Creative Destruction on the Steps of St. Paul’s


Protesters calling themselves Occupy LSX (?) have set up shop outside St Paul’s Cathedral in London after failing to disrupt the London Stock Exchange (LSE). It wouldn’t have mattered if they did – the trading floor vanished years ago when the exchange embraced technology and went screen-based, and the LSE Group is far too savvy an organization to have a single point of failure.

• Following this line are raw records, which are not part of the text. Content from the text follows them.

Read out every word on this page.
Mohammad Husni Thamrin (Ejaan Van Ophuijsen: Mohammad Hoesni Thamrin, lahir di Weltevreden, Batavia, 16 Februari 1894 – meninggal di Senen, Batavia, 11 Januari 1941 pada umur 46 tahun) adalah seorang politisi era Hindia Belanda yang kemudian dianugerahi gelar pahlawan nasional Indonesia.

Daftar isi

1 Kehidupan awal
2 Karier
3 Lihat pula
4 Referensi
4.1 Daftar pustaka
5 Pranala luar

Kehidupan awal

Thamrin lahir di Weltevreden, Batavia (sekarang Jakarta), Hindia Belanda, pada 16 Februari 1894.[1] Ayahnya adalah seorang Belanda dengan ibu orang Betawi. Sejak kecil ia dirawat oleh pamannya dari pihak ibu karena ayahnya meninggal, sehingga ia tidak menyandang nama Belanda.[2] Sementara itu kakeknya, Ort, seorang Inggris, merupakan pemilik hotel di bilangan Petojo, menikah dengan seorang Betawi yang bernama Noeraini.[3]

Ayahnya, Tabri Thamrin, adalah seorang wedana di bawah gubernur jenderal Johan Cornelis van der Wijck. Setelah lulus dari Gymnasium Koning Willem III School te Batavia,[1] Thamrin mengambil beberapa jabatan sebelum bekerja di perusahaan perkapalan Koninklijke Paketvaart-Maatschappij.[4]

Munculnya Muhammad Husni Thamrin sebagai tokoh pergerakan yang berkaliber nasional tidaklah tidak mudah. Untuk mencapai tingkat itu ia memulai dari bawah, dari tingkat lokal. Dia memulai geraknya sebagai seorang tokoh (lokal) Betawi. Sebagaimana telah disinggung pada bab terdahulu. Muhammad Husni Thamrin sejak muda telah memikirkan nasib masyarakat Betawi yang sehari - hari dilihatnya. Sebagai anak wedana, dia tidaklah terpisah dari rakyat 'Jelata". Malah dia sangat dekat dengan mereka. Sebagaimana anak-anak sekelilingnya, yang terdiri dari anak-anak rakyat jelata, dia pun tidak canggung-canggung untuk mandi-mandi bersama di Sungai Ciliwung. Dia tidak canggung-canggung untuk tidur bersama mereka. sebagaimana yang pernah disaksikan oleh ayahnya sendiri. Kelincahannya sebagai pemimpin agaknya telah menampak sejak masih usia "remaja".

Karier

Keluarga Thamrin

Still, even if they did somehow disrupt the operation of the server-racks contained deep within Paternoster Square – and the service didn’t fail over to other datacentres including Milan – then alternative venues such as BATS, Chi-X and Turquoise would take up the slack. Between them, these slim outfits see more volume than the LSE – yet BATS itself probably employs less people than the LSE’s canteen.

It’s an odd day when pseudo-Marxist protesters and the free market align to hurry the demise of an old business model and replace it with a leaner, nimbler and more efficient alternative – but however curious the alliance, it’s Joseph Schumpeter’s creative destruction at work: the same force for rapid progress that has seen Apple’s stock increase by 400% since the fall of Lehman, whereas RIM has lost 85% of its value.

I wonder whether the protesters appreciate their contribution to industry’s advancement?